Pocas plantas resumen tanto un territorio. La palmera canaria es la única palmera nativa del archipiélago y no crece silvestre en ningún otro rincón del planeta. Su estipe grueso y anillado levanta una copa de hojas pinnadas que se abren como un surtidor verde de cinco a siete metros. Frente a la datilera importada, más esbelta y de fruto comestible, la canaria es más maciza, más densa y más longeva: los ejemplares de mayor porte pueden superar los dos siglos de vida, y quizá los tres.
Su belleza es la de la silueta inconfundible que corona los barrancos. Domina los fondos de valle donde la raíz alcanza la humedad del subsuelo, y por eso los palmerales señalan agua y suelo fértil. Es además una especie dioica: hay pies macho y pies hembra, estos últimos cargados de pequeños frutos anaranjados, las támaras, alimento de aves y reptiles. El palmeral es un ecosistema en sí mismo, refugio y despensa de buena parte de la fauna insular.

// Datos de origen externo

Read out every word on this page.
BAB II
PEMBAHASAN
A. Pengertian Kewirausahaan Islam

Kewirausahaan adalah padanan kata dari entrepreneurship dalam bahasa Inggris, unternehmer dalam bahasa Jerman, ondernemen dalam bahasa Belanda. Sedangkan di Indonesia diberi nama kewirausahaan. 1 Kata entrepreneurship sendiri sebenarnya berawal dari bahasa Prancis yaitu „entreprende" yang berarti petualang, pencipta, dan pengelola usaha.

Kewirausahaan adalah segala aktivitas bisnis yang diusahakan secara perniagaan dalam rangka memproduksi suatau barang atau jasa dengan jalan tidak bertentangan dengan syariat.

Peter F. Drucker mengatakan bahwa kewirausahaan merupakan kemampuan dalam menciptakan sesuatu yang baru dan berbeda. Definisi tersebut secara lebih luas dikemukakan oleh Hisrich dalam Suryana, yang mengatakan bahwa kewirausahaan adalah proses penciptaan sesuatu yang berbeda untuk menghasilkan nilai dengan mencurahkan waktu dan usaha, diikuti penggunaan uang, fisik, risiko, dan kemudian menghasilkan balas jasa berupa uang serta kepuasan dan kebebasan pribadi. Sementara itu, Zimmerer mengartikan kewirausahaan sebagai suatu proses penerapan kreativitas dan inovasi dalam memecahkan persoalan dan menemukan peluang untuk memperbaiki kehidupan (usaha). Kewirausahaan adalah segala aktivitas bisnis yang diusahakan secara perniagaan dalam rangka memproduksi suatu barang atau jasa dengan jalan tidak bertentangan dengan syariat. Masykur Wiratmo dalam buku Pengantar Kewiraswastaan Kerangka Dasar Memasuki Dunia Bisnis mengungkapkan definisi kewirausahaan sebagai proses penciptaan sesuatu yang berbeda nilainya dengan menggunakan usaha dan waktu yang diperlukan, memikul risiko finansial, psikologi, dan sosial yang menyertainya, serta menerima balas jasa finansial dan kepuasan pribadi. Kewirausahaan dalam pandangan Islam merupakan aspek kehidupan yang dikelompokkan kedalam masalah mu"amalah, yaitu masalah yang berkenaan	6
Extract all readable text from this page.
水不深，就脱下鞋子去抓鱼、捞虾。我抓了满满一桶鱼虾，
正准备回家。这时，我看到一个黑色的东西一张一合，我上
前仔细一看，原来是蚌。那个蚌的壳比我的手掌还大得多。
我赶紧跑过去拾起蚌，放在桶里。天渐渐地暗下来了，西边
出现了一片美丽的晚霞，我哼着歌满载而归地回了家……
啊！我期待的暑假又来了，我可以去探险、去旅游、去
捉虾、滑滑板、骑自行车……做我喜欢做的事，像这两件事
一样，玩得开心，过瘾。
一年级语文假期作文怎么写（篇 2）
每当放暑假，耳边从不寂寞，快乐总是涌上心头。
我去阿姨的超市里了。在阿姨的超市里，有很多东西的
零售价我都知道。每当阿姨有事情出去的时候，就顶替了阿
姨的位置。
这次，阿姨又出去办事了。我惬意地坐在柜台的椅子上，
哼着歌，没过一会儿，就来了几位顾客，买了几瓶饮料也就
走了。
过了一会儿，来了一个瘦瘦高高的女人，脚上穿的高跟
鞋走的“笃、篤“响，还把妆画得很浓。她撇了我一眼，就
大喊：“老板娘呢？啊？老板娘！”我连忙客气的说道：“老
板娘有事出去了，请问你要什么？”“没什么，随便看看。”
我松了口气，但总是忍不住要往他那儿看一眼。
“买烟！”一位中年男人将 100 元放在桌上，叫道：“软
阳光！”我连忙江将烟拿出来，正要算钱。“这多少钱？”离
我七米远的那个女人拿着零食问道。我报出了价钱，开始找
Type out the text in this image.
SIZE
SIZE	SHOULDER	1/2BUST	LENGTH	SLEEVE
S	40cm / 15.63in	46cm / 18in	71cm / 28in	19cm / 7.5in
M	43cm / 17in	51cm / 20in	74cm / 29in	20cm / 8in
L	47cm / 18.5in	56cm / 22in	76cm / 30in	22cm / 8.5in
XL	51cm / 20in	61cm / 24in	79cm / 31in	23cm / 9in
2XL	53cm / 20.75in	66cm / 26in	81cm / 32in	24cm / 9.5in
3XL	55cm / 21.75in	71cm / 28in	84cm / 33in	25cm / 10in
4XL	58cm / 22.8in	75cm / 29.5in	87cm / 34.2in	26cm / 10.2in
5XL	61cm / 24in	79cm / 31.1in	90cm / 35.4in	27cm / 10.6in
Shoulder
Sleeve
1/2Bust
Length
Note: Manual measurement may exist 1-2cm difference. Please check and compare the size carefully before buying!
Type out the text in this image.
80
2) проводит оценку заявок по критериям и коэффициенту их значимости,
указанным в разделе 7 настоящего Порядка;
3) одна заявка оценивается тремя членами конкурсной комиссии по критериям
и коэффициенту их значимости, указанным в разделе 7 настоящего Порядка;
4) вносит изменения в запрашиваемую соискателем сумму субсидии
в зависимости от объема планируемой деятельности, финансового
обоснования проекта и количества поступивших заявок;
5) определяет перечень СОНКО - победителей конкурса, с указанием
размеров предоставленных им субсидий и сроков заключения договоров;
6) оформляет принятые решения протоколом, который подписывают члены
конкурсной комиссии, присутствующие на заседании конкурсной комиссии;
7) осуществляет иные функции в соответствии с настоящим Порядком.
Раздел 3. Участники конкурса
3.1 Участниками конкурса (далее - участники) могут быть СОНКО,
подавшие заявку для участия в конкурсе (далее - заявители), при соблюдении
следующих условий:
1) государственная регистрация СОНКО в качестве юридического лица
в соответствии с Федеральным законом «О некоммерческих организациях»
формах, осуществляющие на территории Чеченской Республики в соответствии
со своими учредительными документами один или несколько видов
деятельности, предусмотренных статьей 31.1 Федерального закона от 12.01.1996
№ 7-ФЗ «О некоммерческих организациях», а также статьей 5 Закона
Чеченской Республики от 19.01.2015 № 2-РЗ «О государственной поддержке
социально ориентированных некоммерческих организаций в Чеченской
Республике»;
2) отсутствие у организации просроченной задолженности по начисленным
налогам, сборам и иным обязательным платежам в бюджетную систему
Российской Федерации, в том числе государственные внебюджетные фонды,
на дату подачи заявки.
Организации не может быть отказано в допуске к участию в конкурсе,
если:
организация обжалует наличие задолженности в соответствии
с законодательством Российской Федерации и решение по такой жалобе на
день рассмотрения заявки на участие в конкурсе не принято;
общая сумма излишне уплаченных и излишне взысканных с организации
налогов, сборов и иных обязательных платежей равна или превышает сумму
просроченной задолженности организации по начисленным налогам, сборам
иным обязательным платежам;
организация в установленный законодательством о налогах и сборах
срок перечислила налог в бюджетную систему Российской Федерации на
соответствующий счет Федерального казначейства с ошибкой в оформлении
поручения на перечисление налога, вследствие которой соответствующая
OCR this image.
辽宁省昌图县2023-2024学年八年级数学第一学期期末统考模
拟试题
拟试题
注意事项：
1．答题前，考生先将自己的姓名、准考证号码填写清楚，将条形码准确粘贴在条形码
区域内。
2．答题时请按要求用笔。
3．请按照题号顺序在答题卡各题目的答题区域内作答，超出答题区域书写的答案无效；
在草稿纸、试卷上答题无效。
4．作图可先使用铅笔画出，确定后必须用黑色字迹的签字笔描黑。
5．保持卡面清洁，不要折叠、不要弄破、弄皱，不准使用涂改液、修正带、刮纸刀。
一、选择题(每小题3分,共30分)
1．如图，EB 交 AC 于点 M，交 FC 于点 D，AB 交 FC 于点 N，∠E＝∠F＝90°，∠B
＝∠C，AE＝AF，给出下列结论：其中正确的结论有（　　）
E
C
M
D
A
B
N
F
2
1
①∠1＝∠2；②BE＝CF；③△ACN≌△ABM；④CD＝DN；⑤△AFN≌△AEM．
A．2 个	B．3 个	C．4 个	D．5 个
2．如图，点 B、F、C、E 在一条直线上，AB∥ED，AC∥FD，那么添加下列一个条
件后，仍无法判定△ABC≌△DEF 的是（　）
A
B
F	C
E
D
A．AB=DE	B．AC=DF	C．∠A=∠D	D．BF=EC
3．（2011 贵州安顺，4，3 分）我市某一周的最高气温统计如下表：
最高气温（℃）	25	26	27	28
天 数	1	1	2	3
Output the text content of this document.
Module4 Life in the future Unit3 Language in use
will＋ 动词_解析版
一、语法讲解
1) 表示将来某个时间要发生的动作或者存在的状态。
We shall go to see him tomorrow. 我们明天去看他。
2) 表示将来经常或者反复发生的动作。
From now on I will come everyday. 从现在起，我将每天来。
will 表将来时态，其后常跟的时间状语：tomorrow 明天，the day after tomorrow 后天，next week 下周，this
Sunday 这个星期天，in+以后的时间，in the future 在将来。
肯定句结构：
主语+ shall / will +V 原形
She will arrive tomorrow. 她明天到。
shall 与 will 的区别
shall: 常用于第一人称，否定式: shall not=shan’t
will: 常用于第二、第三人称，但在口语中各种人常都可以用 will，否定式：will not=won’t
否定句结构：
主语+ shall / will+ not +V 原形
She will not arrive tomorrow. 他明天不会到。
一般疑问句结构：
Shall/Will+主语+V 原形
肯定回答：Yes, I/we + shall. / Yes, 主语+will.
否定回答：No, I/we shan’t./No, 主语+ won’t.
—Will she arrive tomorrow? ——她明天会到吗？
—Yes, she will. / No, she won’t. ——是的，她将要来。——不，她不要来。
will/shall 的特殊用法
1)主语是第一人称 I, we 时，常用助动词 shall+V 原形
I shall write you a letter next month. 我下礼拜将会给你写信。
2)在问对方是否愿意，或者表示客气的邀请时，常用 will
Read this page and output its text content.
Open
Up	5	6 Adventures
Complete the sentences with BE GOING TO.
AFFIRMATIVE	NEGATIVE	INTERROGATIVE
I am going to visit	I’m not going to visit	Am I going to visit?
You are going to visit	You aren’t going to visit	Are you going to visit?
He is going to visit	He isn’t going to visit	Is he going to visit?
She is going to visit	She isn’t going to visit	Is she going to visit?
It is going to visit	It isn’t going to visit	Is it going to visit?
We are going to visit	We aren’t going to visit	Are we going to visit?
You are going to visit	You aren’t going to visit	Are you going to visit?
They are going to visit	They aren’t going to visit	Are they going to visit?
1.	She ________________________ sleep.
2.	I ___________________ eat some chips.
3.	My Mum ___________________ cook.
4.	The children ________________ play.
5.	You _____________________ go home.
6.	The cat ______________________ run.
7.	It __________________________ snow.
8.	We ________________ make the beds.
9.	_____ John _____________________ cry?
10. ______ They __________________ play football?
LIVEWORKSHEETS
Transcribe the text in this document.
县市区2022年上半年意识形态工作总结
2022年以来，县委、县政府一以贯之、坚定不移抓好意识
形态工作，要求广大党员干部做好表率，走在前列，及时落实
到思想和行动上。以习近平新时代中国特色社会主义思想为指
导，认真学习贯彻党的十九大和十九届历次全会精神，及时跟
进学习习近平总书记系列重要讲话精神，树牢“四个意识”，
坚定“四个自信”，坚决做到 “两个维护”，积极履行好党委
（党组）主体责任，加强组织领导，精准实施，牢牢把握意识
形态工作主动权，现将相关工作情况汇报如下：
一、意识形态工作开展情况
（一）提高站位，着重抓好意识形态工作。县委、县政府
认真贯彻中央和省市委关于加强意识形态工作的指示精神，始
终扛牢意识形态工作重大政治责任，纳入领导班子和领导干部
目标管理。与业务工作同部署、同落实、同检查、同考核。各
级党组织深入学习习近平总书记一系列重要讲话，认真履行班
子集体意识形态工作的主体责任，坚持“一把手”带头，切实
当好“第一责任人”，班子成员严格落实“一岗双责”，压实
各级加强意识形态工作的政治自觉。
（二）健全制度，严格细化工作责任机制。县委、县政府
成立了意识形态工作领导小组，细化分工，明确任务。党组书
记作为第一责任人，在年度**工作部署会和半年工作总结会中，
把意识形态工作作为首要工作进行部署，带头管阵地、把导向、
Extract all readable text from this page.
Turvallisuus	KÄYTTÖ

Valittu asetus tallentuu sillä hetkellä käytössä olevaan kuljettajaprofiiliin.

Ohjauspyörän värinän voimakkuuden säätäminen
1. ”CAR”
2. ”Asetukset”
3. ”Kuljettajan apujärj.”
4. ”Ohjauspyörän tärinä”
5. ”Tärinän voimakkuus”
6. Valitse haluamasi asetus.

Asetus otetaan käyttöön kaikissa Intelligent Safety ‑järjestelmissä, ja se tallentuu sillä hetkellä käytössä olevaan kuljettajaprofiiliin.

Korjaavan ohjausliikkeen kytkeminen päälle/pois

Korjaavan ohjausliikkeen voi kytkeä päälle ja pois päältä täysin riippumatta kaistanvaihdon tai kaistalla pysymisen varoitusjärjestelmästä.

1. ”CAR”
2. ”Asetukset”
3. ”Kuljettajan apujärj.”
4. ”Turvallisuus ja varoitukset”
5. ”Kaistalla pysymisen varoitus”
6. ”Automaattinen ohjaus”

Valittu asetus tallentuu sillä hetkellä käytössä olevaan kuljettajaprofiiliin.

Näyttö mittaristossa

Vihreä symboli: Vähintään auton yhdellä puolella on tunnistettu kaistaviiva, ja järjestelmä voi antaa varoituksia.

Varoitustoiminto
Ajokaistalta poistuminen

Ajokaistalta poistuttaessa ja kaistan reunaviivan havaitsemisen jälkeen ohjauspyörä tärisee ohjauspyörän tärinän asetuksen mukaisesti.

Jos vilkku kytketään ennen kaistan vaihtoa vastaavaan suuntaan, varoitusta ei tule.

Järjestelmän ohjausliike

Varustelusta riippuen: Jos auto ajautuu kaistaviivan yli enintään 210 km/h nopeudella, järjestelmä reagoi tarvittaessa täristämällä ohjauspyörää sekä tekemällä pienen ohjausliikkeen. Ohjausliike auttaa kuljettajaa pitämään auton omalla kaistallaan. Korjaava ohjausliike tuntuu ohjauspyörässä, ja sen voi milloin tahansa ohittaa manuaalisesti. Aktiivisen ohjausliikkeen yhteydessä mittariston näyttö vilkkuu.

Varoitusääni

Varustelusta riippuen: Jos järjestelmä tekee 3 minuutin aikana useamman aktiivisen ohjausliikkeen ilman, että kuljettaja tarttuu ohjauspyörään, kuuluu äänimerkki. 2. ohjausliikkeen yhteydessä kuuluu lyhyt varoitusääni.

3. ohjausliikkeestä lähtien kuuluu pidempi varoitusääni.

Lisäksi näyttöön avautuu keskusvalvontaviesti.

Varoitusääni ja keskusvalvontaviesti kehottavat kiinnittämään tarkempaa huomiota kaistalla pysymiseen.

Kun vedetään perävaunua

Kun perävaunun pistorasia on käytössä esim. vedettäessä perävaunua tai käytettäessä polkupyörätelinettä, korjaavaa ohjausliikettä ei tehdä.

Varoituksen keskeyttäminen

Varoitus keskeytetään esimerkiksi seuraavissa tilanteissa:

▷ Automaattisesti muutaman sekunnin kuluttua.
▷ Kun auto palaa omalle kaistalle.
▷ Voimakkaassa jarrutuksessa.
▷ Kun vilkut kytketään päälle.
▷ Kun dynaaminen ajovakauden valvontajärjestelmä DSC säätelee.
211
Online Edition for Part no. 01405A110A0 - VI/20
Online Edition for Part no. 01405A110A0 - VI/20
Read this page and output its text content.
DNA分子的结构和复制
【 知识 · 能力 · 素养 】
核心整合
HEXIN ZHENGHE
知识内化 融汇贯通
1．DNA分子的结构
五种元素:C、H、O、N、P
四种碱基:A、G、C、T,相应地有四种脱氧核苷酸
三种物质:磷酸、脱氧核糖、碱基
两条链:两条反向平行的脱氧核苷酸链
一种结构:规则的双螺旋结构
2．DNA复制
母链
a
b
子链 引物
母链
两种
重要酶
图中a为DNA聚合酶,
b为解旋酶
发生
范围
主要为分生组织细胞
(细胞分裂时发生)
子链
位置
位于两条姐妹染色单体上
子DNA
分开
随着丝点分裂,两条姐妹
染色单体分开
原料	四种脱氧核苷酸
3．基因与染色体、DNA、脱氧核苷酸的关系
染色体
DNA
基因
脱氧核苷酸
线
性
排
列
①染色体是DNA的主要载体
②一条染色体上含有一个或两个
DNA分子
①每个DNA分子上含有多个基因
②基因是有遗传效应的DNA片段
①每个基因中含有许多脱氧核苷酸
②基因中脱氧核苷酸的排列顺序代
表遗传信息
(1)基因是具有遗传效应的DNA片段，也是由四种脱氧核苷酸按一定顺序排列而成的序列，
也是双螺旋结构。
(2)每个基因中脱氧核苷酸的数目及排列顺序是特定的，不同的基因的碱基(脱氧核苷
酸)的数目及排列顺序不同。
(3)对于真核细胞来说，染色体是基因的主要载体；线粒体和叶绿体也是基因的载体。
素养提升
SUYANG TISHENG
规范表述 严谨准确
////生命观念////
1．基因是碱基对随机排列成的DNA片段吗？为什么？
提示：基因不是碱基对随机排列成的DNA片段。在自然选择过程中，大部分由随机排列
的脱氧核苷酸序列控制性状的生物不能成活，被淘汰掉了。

El vínculo con la cultura canaria es íntimo. En La Gomera, los guaraperos trepan a las copas para sangrar el guarapo, la savia que, hervida, se convierte en miel de palma, joya gastronómica de la isla. Las hojas se han usado durante siglos para escobas, cestería y cordelería. Reconocida como símbolo natural de Canarias junto al canario, hoy la palmera viaja por jardines y paseos marítimos de todo el mundo, un embajador silencioso de las islas.